A more extreme example of the above ways in which online-first retailers are deploying customer service is Amazon. Prior to their acquisition of Whole Foods and the opening of certain concept book stores and bodegas in recent months, Amazon was a pure online retailer, and an enormous one at that. How did this online behemoth handle what Jeff Bezos called “defects” in his online shopping customer journey? Several thousand customer agents responding to customer complaints via phone, text, and video chat. Amazon has had to deploy a “small army,” as The Seattle Times put it, of front-line customer service professionals to keep its customers happy, and there is no reason to believe that they will be the last to do so in this age of online everything.
Our belief in the increasing value of customer service was a major factor in our decision to invest in Jordy Leiser and his team at StellaService. StellaService started as a company that enabled their customers of all shapes and sizes to measure the performance of their customer service organizations against industry benchmarks through mystery shopping and traditional survey mechanisms. Over the past two years, the company’s current offering, Stella Connect, has created a more direct feedback loop that engages consumers and gathers meaningful, actionable information on their interactions with individual customer service professionals. The information provided is helpful for customers, customer service professionals, managers of customer service teams and the companies they work for, as it has been shown to improve performance, reduce churn, reduce costs and improve customer satisfaction. In short, Stella Connect helps companies run happier and higher performing customer service teams.

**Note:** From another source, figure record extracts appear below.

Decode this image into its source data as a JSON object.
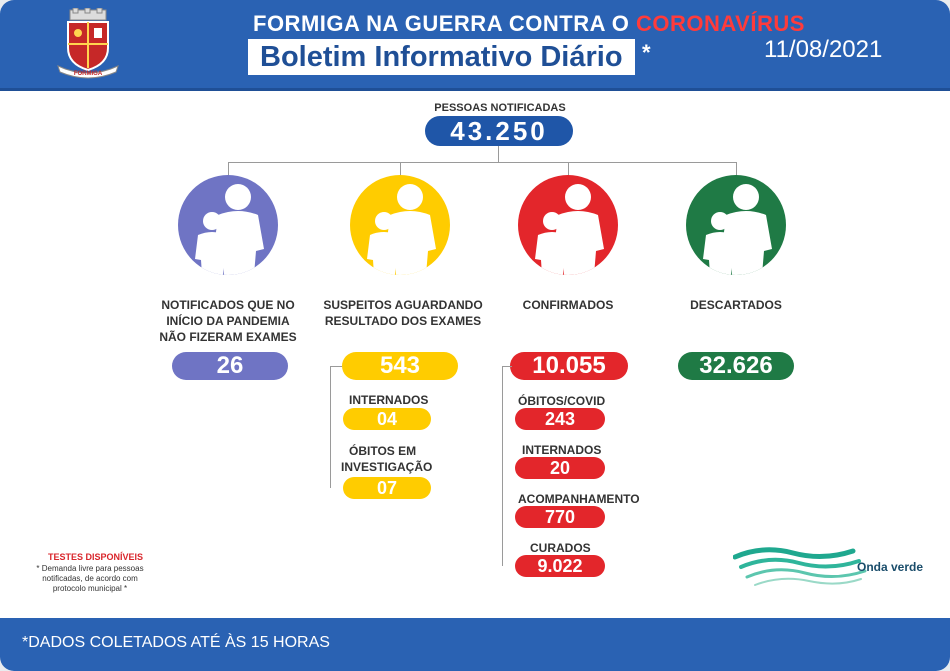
{
  "header": {
    "title_prefix": "FORMIGA NA GUERRA CONTRA O",
    "title_highlight": "CORONAVÍRUS",
    "subtitle": "Boletim Informativo Diário",
    "subtitle_mark": "*",
    "date": "11/08/2021",
    "logo_text": "FORMIGA"
  },
  "notified": {
    "label": "PESSOAS NOTIFICADAS",
    "value": "43.250"
  },
  "columns": [
    {
      "label_lines": [
        "NOTIFICADOS QUE NO",
        "INÍCIO DA PANDEMIA",
        "NÃO FIZERAM EXAMES"
      ],
      "value": "26",
      "color": "#6f74c4"
    },
    {
      "label_lines": [
        "SUSPEITOS AGUARDANDO",
        "RESULTADO DOS EXAMES"
      ],
      "value": "543",
      "color": "#ffcc00"
    },
    {
      "label_lines": [
        "CONFIRMADOS"
      ],
      "value": "10.055",
      "color": "#e3262b"
    },
    {
      "label_lines": [
        "DESCARTADOS"
      ],
      "value": "32.626",
      "color": "#1f7a45"
    }
  ],
  "suspects_detail": [
    {
      "label_lines": [
        "INTERNADOS"
      ],
      "value": "04"
    },
    {
      "label_lines": [
        "ÓBITOS EM",
        "INVESTIGAÇÃO"
      ],
      "value": "07"
    }
  ],
  "confirmed_detail": [
    {
      "label": "ÓBITOS/COVID",
      "value": "243"
    },
    {
      "label": "INTERNADOS",
      "value": "20"
    },
    {
      "label": "ACOMPANHAMENTO",
      "value": "770"
    },
    {
      "label": "CURADOS",
      "value": "9.022"
    }
  ],
  "note": {
    "title": "TESTES DISPONÍVEIS",
    "body": "* Demanda livre para pessoas notificadas, de acordo com protocolo municipal *"
  },
  "brand": {
    "name": "Onda verde"
  },
  "footer": {
    "text": "*DADOS COLETADOS ATÉ ÀS 15 HORAS"
  },
  "colors": {
    "header_blue": "#2a62b3",
    "notified_blue": "#1f56a8",
    "purple": "#6f74c4",
    "yellow": "#ffcc00",
    "red": "#e3262b",
    "green": "#1f7a45",
    "title_red": "#ff3b3b"
  }
}
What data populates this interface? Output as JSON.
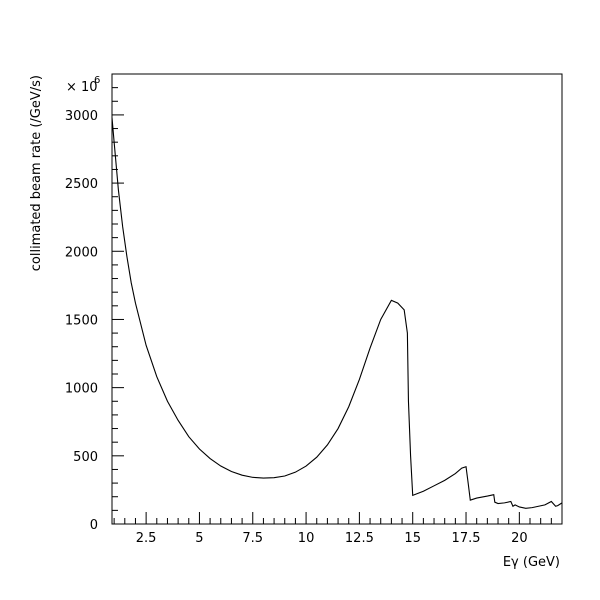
{
  "chart_data": {
    "type": "line",
    "xlabel": "Eγ (GeV)",
    "ylabel": "collimated beam rate (/GeV/s)",
    "y_multiplier": "× 10",
    "y_multiplier_exp": "6",
    "xlim": [
      0.9,
      22.0
    ],
    "ylim": [
      0,
      3300
    ],
    "x_ticks": [
      2.5,
      5,
      7.5,
      10,
      12.5,
      15,
      17.5,
      20
    ],
    "x_tick_labels": [
      "2.5",
      "5",
      "7.5",
      "10",
      "12.5",
      "15",
      "17.5",
      "20"
    ],
    "y_ticks": [
      0,
      500,
      1000,
      1500,
      2000,
      2500,
      3000
    ],
    "y_tick_labels": [
      "0",
      "500",
      "1000",
      "1500",
      "2000",
      "2500",
      "3000"
    ],
    "grid": false,
    "series": [
      {
        "x": [
          0.9,
          1.0,
          1.2,
          1.4,
          1.6,
          1.8,
          2.0,
          2.5,
          3.0,
          3.5,
          4.0,
          4.5,
          5.0,
          5.5,
          6.0,
          6.5,
          7.0,
          7.5,
          8.0,
          8.5,
          9.0,
          9.5,
          10.0,
          10.5,
          11.0,
          11.5,
          12.0,
          12.5,
          13.0,
          13.5,
          14.0,
          14.3,
          14.6,
          14.75,
          14.8,
          14.9,
          15.0,
          15.5,
          16.0,
          16.5,
          17.0,
          17.3,
          17.5,
          17.6,
          17.7,
          17.8,
          18.0,
          18.5,
          18.8,
          18.85,
          19.0,
          19.3,
          19.6,
          19.7,
          19.8,
          20.0,
          20.3,
          20.6,
          20.9,
          21.2,
          21.5,
          21.7,
          21.8,
          22.0
        ],
        "values": [
          2980,
          2800,
          2450,
          2180,
          1960,
          1770,
          1620,
          1310,
          1080,
          900,
          760,
          640,
          550,
          480,
          425,
          385,
          358,
          342,
          337,
          340,
          352,
          380,
          425,
          490,
          580,
          700,
          860,
          1060,
          1290,
          1500,
          1640,
          1620,
          1570,
          1400,
          900,
          500,
          210,
          240,
          280,
          320,
          370,
          410,
          420,
          300,
          175,
          180,
          190,
          205,
          215,
          160,
          150,
          155,
          165,
          130,
          140,
          125,
          115,
          120,
          130,
          140,
          165,
          130,
          135,
          155
        ]
      }
    ]
  }
}
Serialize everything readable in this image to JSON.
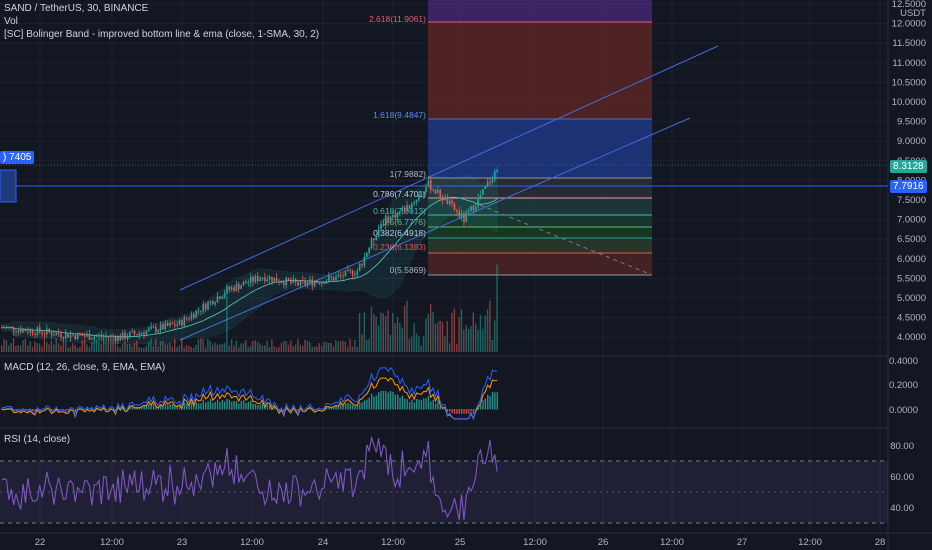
{
  "header": {
    "symbol": "SAND / TetherUS, 30, BINANCE",
    "vol_label": "Vol",
    "indicator": "[SC] Bolinger Band - improved bottom line & ema (close, 1-SMA, 30, 2)"
  },
  "macd_panel": {
    "label": "MACD (12, 26, close, 9, EMA, EMA)",
    "ticks": [
      "0.4000",
      "0.2000",
      "0.0000"
    ]
  },
  "rsi_panel": {
    "label": "RSI (14, close)",
    "ticks": [
      "80.00",
      "60.00",
      "40.00"
    ]
  },
  "price_axis": {
    "currency": "USDT",
    "ticks": [
      "12.5000",
      "12.0000",
      "11.5000",
      "11.0000",
      "10.5000",
      "10.0000",
      "9.5000",
      "9.0000",
      "8.5000",
      "8.0000",
      "7.5000",
      "7.0000",
      "6.5000",
      "6.0000",
      "5.5000",
      "5.0000",
      "4.5000",
      "4.0000"
    ],
    "last_price": "8.3128",
    "line_price": "7.7916"
  },
  "left_tag": ") 7405",
  "time_axis": [
    "22",
    "12:00",
    "23",
    "12:00",
    "24",
    "12:00",
    "25",
    "12:00",
    "26",
    "12:00",
    "27",
    "12:00",
    "28"
  ],
  "fib_labels": [
    "2.618(11.9061)",
    "1.618(9.4847)",
    "1(7.9882)",
    "0.786(7.4701)",
    "0.618(7.0613)",
    "0.5(6.7776)",
    "0.382(6.4918)",
    "0.236(6.1383)",
    "0(5.5869)"
  ],
  "colors": {
    "background": "#131722",
    "up": "#26a69a",
    "down": "#ef5350",
    "accent": "#2962ff",
    "rsi": "#7e57c2"
  },
  "icons": [
    "none"
  ]
}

On speaking to some of the companies that StellaService has helped in recent years, which fall into a number of industries, from direct-to-consumer e-commerce to financial services to telecommunications, and which, collectively, employ thousands of customer service professionals, the positive changes that they say were enabled by Stella Connect have been impressive. Some companies say that, with Stella Connect, customer service professionals are less likely to burn out and change roles based on more consistent positive feedback gathered from customers. Others cite that managers are able to more effectively train and encourage ongoing improvement of their team members based on specific comments from customers, as opposed to generic survey scores. All companies stated that Stella Connect had improved ongoing engagement with their customers.
As the role of customer service professionals continues to evolve into the handling of more complex tasks that are beyond the current scope of AI (or not an appropriate application of the technology), it will be increasingly challenging to appropriately train and retain talent in this area. We believe that StellaService can play a critical role in helping companies meet that objective.